Lascio l'orgoglio dove è sempre stato, nella tasca dietro dei pantaloni, quella a destra, dove la mia mano non cerca mai. È strano, i soldi non mi possiedono eppure il portafogli, quando non uso lo zaino, sta nella tasca sinistra, in quello che dicono essere il lato del cuore. Mi ci siedo sopra, all'orgoglio, lo avverto con la natica, sembra muoversi. Ma lo lascio lì e apro il cuore, invece. Eccolo qua, un grumo rosso che pulsa troppo veloce, novantadue battiti al minuto, novanta quando va bene, a riposo. È un cuore piccolo e poco allenato allo sforzo; più che battere, si dibatte, sbatte, fa casino, confonde tra sangue e acqua, acqua salata, pompa acqua che dovrebbe uscire dagli occhi, non sa cosa fare e pompa via tutto insieme. Tutto ciò che ho sognato dell'amore è roba mia, mie le immagini, mie le parole, mie le sostanze evocate, miei i tessuti coinvolti, dalle lenzuola alle tovaglie da pic-nic, dai muscoli alla pelle, dal cervello al... cuore. Voi tutte non ci siete mai state ma io creato per voi i giardini di Babilonia e i pomeriggi davanti all'oceano Atlantico, ho imbandito per voi la tavola più ricca e raffinata, la più semplice e calda, ho acceso per voi, solo per voi, ognuna di voi, il camino più grande, il fuoco più intimo, legna asciutta di mare sulla sabbia, rami profumati di resina in un cerchio di pietre in una foresta, sterpi e piccole braci accanto a un fiume in una pianura kazaka, foglie secche di palma in un'oasi tunisina, la stufa antica e il suo forno col pane caldo a cuocere.

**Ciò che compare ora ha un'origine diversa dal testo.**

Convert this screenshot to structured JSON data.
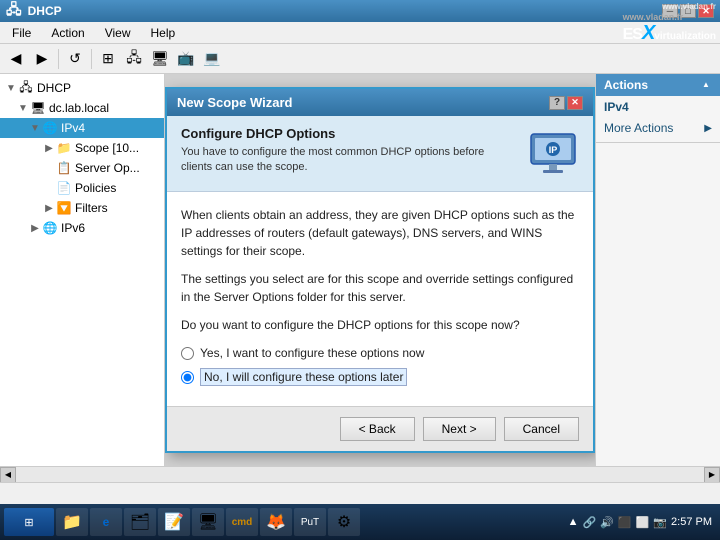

Per voi ho sollevato città tra le nuvole, per voi ho condotto un kayik nel Mar Egeo e nel Tirreno, la barca di Nefertiti sul Nilo, vi ho chiamato coi vostri nomi quando avrei potuto evocare regine e muse e dee e maghe, vi ho visto. Io vi ho visto, ho guardato bene, ora confesso vi ho amato lo stesso. Anche questo è strano, no? Si dice che l'amore sia cieco o che renda ciechi, io vi ho sempre visto bene, anche quando mandavate i bagliori del sole o della luna, ho visto le ombre eppure vi ho amato comunque. Non le ho scoperte dopo, no, da subito e forse ho amato più le ombre della luce. E dietro a quelle, la fine. Vi ho amato nonostante la fine alla fine di voi, dietro, in una delle vostre tasche dimenticate. E avete smesso di amarmi quando ve ne siete accorte. Ho visto troppo, non vi è piaciuto. Vi ho amato tutte intere e non vi ha fatto piacere. A me piacerebbe, una volta, essere amata tutta intera e non consultata come un oracolo o vista come una sorpresa da scartare con dita adunche e occhi avidi. Guarda... è una pietra preziosa, racconta di tutte le ere che ha superato, delle mani che ha impreziosito, taglia il vetro, è arrivata fino a te, rifrange la luce, perfino la tua che è così fievole... e tu non sai cosa farne, se la indosserai te la ruberanno, se la lasci in cassaforte la dimentichi e allora prendi un cristallo sintetico, una pioggia di vetri colorati e luccica, gira per i tuoi stretti vicoli cercando un lampione e scuoti i tuoi Swarovski per la strada. Non valgono un cazzo ma ci tieni perché ti fanno brillare; i diamanti abbagliano anche solo alla luce della luna e ti rendono invisibile. Torna alla disciplina delle abitudini, ricostruisci lo specchio in camera tua, riempi lo stagno con nuova acqua e cerca ancora qualcuno che creda che dentro tu abbia qualcosa. Confesso di avervi amato, voi che non vedete altro che il vostro riflesso, questo è il mio peccato e pago in acqua salata, nelle vene e non dagli occhi.
Una mano alla tasca destra la potrei portare ma a cosa servirebbe?